Virgin Mary Gets a Make-Over at L.A. Art Show

For four days, January 20-24, 2010, the 15th Annual L.A. Art Show was held in the West Wing of the downtown Convention Center. This is one of the four largest shows in the U.S. and it is filled with hundreds of galleries and thousands of spectacular works of art. At the David Lawrence Gallery, I was kindly introduced to the work of Tao Dong Dong, which I have been enjoying and contemplating these months since.

It is rare to find something interesting enough to contemplate. That is what excites me about Tao Dong Dong’s work. The images at first don’t look pretty to me. My first reaction was not to look at these images, but to look away.

The first painting I saw was the underwater Marilyn, part of his series of “Water World” images. I had been wandering from one Marilyn after another, thinking about the iconic beauty, and how she was represented by so many artists at the fair in so many forms. In this image, Marilyn, as Andy Warhol would have seen her colorized, is only an image flattened under a pool of water.

virgin mary 2
(c) 2010, Tao Dong Dong, with courtesy of www.TheHollywoodSentinel.com.

The surface refraction of the water in rippling motion creates depth, so that crests of light pull the viewer to the distorted patterning, which obliterates one’s original preconceptions about the icon underneath. Approaching the iconic with a blank state, it becomes abstract and void of meaning in the few seconds that the brain suspends recognition of what we’ve already seen thousands of times.

As I took a second look at Marilyn, to see if I could see “underneath” the surface of the water, a representative of the gallery approached me and she and I struck up a conversation about the artist, for whom she had a deep respect. She talked about the process of developing a photograph, in which the images are submerged in chemical baths. A person with more classic photography experience than me might have instantly thought of that when first seeing the paintings.

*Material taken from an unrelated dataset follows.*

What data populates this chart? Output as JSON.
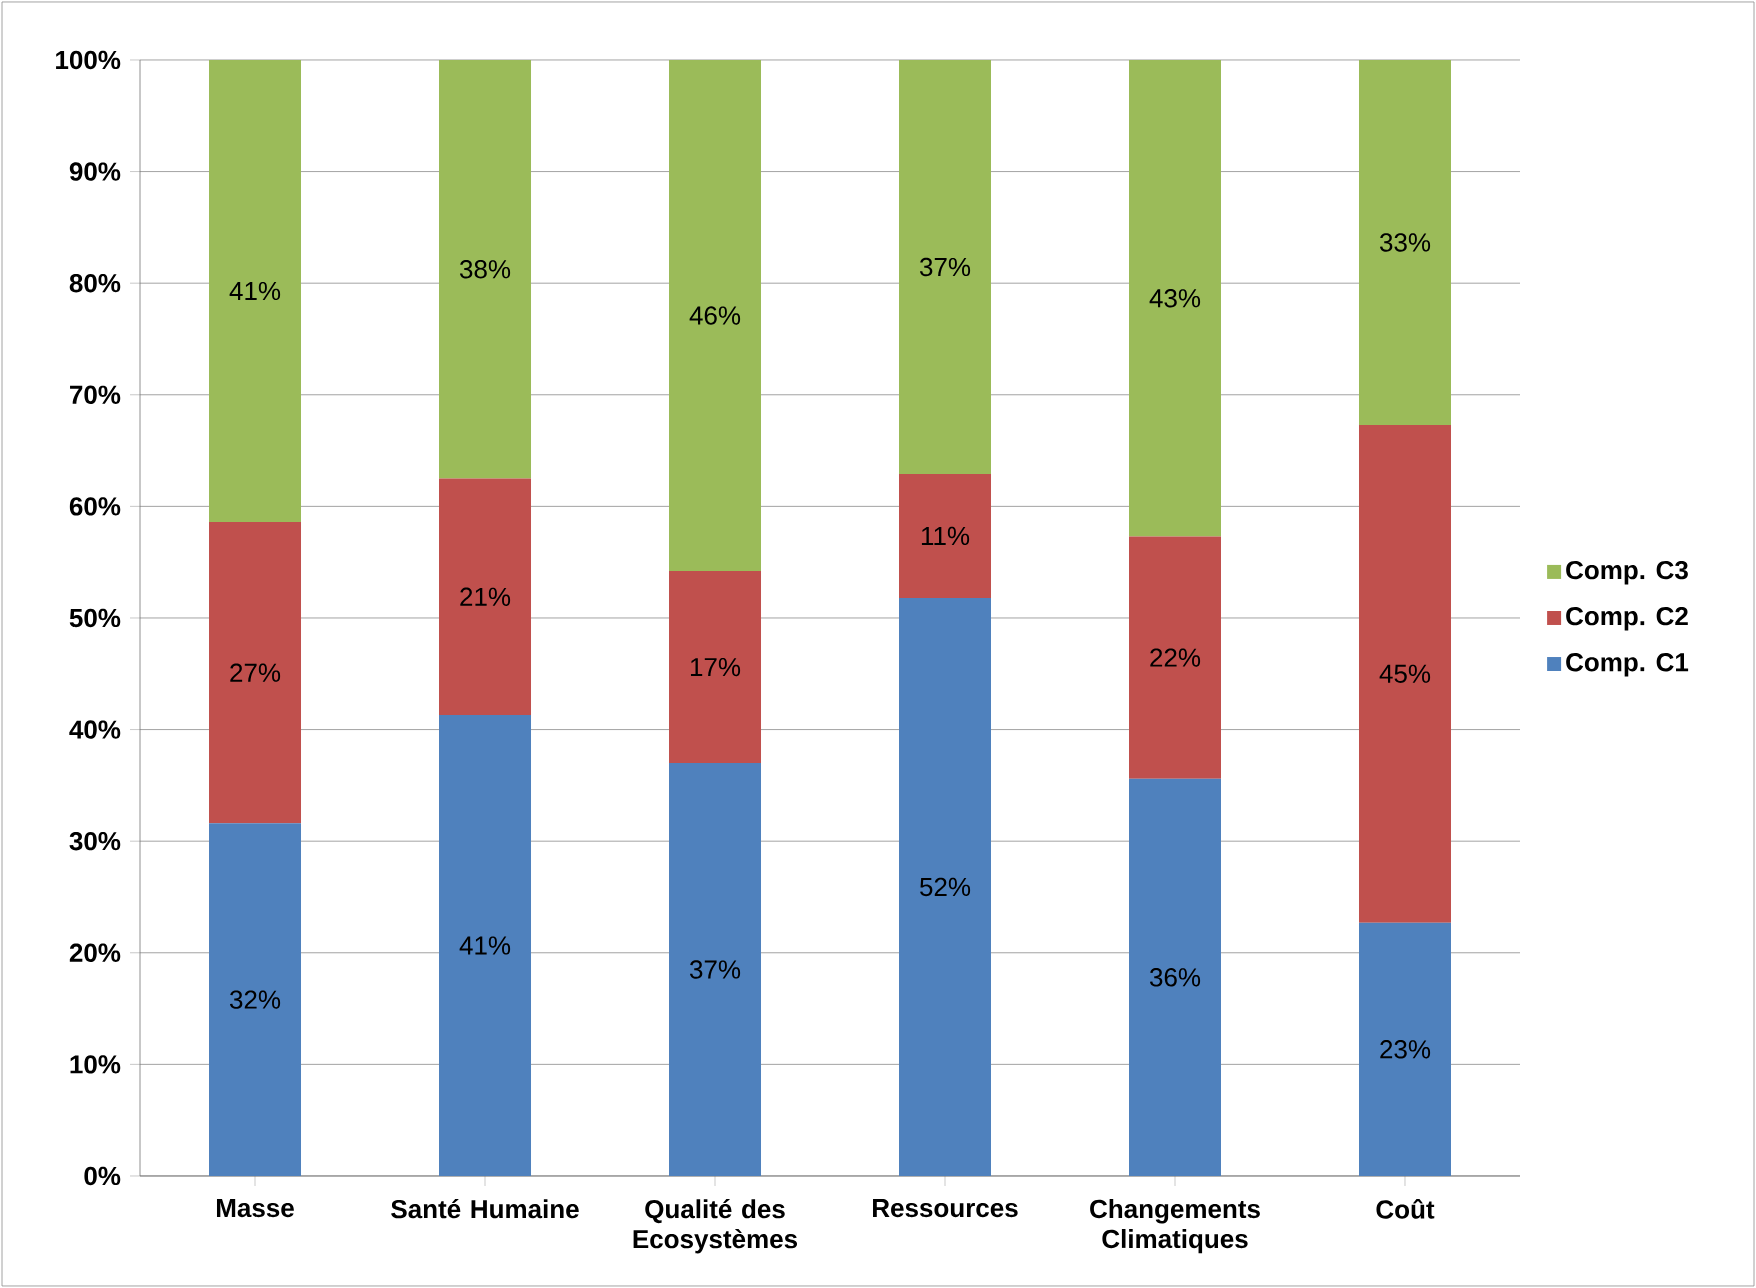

What I liked more and more about the work was that it made me keep looking at it. On a purely physical level, I wanted to look because I couldn’t see the surface of the water at the same time as the image below. Trying to get to what was underneath seemed like a metaphor for how we try to approach iconic representations of archetypes; looking past the representation or outward form to the symbolic meaning of that figure in that culture at that time, distilled.

For example, Marilyn Monroe is a person who people today, born decades after her death in some cases, still feel like they “know.” But the “knowing” is really trying to reconstruct a sense of depth from what we only really know on the surface, trying to see meaning, or understanding, in something we are far removed from.

Other subjects of the Water World series include the Virgin Mary, Venus, and Buddha. I took home with me a lovely set of prints, one of which I tacked up on my wall, a picture of the Virgin Mary. I have enjoyed looking at this image, as it fills me with a sense of peace and calm. The act of looking and looking again, seeing distortion, and then seeing wholeness, is an ongoing process and something I look for as a sign of accomplishment in art. I look forward to continuing to watch Tao Dong Dong’s ideas progress.